Mientras, también habríamos de admitir que el virus, como ocurría desde siempre con la gripe invernal, está siendo una anómala vía de escape (amarga salida, pero salida al fin y al cabo) para tantos ancianos condenados a malvivir sin esperanza. Al fin, sus sufrimientos han acabado y han podido fugarse para siempre de esa residencia que aborrecían, o en la que permanecían aparcados como un mueble inservible. Pese al dolor que produzca su pérdida, todavía nos quedará su recuerdo, la nostalgia de su amor y el eco postrero de su dignidad (pisoteada quizás, pero al fin victoriosa).

Comentarios

  1. Desde hace años vengo diciendo a mis colegas del sector de residencias: auxiliares, trabajadoras sociales, fisios, terapeutas ocupacionales, como la gran burbuja de este sector esta cada vez más podrida y que algun día tendría que estallar.
    Pues bien, puede que esta pandemia sirva para que la sociedad deje de dar la espalda a una realidad que aunque no queramos ver, existe y es real. Con la complicidad de las instituciones públicas (Ppsoe) llevan mas de una década privatizando el sector o como dirian ellos implantando la gestión indirecta (su eufemismo favorito).
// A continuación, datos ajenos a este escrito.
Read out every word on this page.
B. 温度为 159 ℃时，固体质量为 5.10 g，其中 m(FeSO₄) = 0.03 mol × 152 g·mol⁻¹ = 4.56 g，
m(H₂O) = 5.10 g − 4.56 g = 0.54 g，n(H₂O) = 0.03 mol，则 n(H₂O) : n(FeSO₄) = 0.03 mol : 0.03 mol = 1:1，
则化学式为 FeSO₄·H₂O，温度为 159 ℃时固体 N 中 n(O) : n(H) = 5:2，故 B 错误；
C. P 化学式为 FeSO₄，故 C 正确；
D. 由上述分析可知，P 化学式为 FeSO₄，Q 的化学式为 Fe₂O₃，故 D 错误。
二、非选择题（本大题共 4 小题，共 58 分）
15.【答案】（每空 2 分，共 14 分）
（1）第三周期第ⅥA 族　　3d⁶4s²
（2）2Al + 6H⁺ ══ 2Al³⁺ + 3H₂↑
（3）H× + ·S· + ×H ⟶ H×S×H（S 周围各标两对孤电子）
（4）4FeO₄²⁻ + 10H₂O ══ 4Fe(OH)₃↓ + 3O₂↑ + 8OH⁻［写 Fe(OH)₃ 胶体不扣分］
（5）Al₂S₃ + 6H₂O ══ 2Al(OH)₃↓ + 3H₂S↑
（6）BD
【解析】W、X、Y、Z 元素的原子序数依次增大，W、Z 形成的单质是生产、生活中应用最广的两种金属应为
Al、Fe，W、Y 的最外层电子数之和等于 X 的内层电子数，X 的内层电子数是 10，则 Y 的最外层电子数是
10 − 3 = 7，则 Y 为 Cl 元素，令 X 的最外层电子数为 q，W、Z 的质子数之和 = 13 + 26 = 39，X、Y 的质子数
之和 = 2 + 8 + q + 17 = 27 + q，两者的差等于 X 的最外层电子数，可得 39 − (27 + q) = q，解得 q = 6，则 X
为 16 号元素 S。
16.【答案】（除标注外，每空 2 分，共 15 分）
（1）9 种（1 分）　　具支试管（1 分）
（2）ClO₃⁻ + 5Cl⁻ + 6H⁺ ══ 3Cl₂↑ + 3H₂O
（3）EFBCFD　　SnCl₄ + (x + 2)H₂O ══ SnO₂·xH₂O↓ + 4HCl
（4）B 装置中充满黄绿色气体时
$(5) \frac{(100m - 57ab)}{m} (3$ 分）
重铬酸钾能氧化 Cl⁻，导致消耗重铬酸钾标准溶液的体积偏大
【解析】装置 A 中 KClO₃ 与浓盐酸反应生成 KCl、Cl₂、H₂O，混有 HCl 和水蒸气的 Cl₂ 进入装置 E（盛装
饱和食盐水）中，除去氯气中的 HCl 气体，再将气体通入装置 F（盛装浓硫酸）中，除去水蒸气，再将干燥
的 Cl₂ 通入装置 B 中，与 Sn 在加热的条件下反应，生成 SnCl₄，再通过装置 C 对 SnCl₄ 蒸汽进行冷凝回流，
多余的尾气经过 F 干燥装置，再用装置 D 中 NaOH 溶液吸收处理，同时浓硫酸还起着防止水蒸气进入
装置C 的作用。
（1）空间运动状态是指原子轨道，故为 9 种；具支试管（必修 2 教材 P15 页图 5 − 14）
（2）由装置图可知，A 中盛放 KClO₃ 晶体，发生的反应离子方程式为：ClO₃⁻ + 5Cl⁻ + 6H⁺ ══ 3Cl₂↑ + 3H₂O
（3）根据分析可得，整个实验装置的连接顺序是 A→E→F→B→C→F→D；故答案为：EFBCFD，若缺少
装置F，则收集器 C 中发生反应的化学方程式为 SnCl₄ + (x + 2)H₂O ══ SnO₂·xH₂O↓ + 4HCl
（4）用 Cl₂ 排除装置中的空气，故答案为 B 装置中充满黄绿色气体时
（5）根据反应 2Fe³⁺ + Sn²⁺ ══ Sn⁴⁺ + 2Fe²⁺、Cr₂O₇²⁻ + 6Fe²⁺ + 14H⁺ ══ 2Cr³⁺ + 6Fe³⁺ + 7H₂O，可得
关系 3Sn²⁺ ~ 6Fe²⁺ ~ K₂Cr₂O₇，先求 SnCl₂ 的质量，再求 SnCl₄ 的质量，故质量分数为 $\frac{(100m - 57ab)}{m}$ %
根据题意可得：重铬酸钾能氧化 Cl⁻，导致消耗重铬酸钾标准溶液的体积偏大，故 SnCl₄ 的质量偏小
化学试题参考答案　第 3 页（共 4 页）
Mientras Ugt y Comisiones no dejaban de aportar su granito de arena, vendiendo literalmente a los trabajadores a merced de una patronal despiadada, que logro implantar el convenio nacional en aragón en detrimento del autonómico que existia y lo que supuso un gran perjuicio para los trabajadores del sector y las personas que reciben sus cuidados.
    Pero no es una cuestion solo de patronal-trabajadores; en este sector donde aprietan las empresas, donde estrujan es al trabajador, pero tambien al usuario (otra forma fria otro eufemismo para no llamar a las cosas por su nombre, abuelos/personas mayores) cuantos menos trabajadores mayores cargas para estos, más lesiones y peor calidad asitencial reciben nuestros mayores.
    Por no hablar de los vergonzosos salarios, no cobrar por estar de baja, la habitual falta de EPIs hoy tan en boca de todos, los elevadisimos precios para quienes tienen que pagarse una plaza, los ratios establecidos por las administraciones locales sin actualizar desde hace 20 años...
    Ya era hora de alumbrar en la oscuridad.